Houve uma escalada na violência entre 1937 e 1941, quando ambos os EUA e a URSS convenceram seus respectivos aliados a cessarem as hostilidades, pois a continuidade do conflito interno era apenas de interesse japonês, enfraquecendo ainda mais as forças chinesas de resistência.
O CCP saiu mais forte desse período, ganhando apoio popular com suas táticas de guerrilha e evidente esforço de resistir à invasão japonesa, enquanto o KMT, ainda o governo oficial, sofria a maioria das baixas lutando nas linhas de frente principais do conflito.
Fase 3: Guerra de libertação
Com a queda do Japão, os comunistas entram fortalecidos na última fase do conflito, recebendo armamento abandonado pelos japoneses e sob posse soviética, além do nordeste chinês, que passou discretamente de controle da URSS para o CCP.
As políticas de redistribuição de terras adotadas pelos comunistas nas áreas sob seu controle, também fortaleceram seu apoio popular em um momento em que a China era em sua maioria rural e muito pobre.
A terceira fase do conflito foi lutada em muitas localizações de forma simultânea. Aqui vale destacar a Campanha Pingjin, que resultou na conquista do norte da China, incluindo Pequim 北京 pelo CCP entre 1948 e 1949.
O sucesso da campanha, criou a confiança que Mao necessitava para iniciar sua incursão ao sul a fim de unificar o país, mesmo contra as vontade de Stalin, que defendia um governo de coalizão no pós-guerra.

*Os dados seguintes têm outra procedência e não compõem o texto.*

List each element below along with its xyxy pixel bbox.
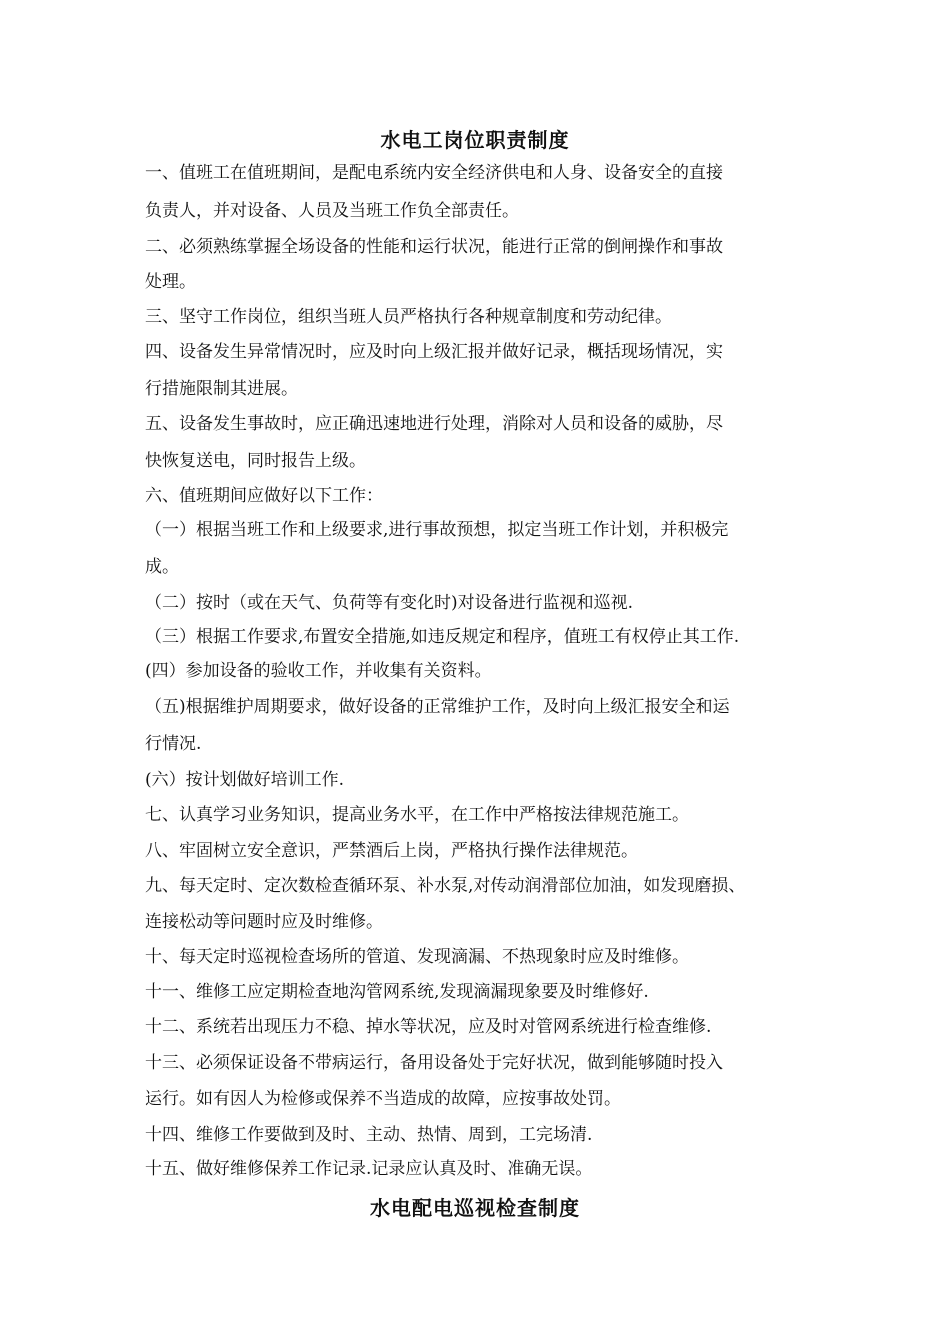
body-line: 九、每天定时、定次数检查循环泵、补水泵,对传动润滑部位加油，如发现磨损、 (145, 876, 746, 896)
body-line: (六）按计划做好培训工作. (145, 770, 345, 790)
body-line: 负责人，并对设备、人员及当班工作负全部责任。 (145, 201, 519, 221)
body-line: 成。 (145, 557, 179, 577)
body-line: 行情况. (145, 734, 202, 754)
body-line: （三）根据工作要求,布置安全措施,如违反规定和程序，值班工有权停止其工作. (145, 627, 740, 647)
body-line: 十、每天定时巡视检查场所的管道、发现滴漏、不热现象时应及时维修。 (145, 947, 689, 967)
body-line: (四）参加设备的验收工作，并收集有关资料。 (145, 661, 492, 681)
document-title: 水电工岗位职责制度 (380, 128, 570, 152)
body-line: 二、必须熟练掌握全场设备的性能和运行状况，能进行正常的倒闸操作和事故 (145, 237, 723, 257)
body-line: 连接松动等问题时应及时维修。 (145, 912, 383, 932)
body-line: 十四、维修工作要做到及时、主动、热情、周到，工完场清. (145, 1125, 593, 1145)
body-line: 十一、维修工应定期检查地沟管网系统,发现滴漏现象要及时维修好. (145, 982, 649, 1002)
body-line: 六、值班期间应做好以下工作： (145, 486, 383, 506)
body-line: 五、设备发生事故时，应正确迅速地进行处理，消除对人员和设备的威胁，尽 (145, 414, 723, 434)
body-line: 八、牢固树立安全意识，严禁酒后上岗，严格执行操作法律规范。 (145, 841, 638, 861)
body-line: 十二、系统若出现压力不稳、掉水等状况，应及时对管网系统进行检查维修. (145, 1017, 712, 1037)
body-line: 一、值班工在值班期间，是配电系统内安全经济供电和人身、设备安全的直接 (145, 163, 723, 183)
body-line: 运行。如有因人为检修或保养不当造成的故障，应按事故处罚。 (145, 1089, 621, 1109)
body-line: （五)根据维护周期要求，做好设备的正常维护工作，及时向上级汇报安全和运 (145, 697, 730, 717)
body-line: 快恢复送电，同时报告上级。 (145, 451, 366, 471)
body-line: 处理。 (145, 272, 196, 292)
body-line: （二）按时（或在天气、负荷等有变化时)对设备进行监视和巡视. (145, 593, 634, 613)
body-line: 三、坚守工作岗位，组织当班人员严格执行各种规章制度和劳动纪律。 (145, 307, 672, 327)
body-line: （一）根据当班工作和上级要求,进行事故预想，拟定当班工作计划，并积极完 (145, 520, 729, 540)
body-line: 行措施限制其进展。 (145, 379, 298, 399)
next-section-title: 水电配电巡视检查制度 (370, 1196, 580, 1220)
body-line: 十三、必须保证设备不带病运行，备用设备处于完好状况，做到能够随时投入 (145, 1053, 723, 1073)
body-line: 七、认真学习业务知识，提高业务水平，在工作中严格按法律规范施工。 (145, 805, 689, 825)
body-line: 十五、做好维修保养工作记录.记录应认真及时、准确无误。 (145, 1159, 593, 1179)
body-line: 四、设备发生异常情况时，应及时向上级汇报并做好记录，概括现场情况，实 (145, 342, 723, 362)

A marcha ao sul foi iniciada e Nanjing 南京 foi capturada em 27 de Abril de 1949, iniciando a sequência de retiradas dos nacionalistas: primeiro para Guangzhou até 15 de Outubro, Chongqing 重庆 até 25 de Novembro, seguido por Chengdu 成都 até a retirada final para Taiwan 台湾 em 7 de Dezembro de 1949, marcando o fim da guerra civil.
Conclusões
Existem muitos fatores que levaram ao sucesso dos comunistas nesse conflito, mas três merecem destaque:
Má gestão e sequência de erros militares por parte dos nacionalistas. O governo do KMT cometeu uma série de erros estratégico militares e apresentava altos níveis de corrupção, com parte de seus oficiais possuindo relações com os invasores japoneses.
Apoio popular à causa comunista. Uma China destruída e faminta viu nos soldados do CCP uma oportunidade para libertação e apoiou a causa comunista, principalmente a partir da segunda fase do conflito.
Fatores internacionais. Também é importante ressaltar que o KMT acabou lutando sozinho suas batalhas, recebendo pouco auxílio externo em um momento onde as grandes potências (leia-se EUA e URSS) tinham seus olhos em outros conflitos.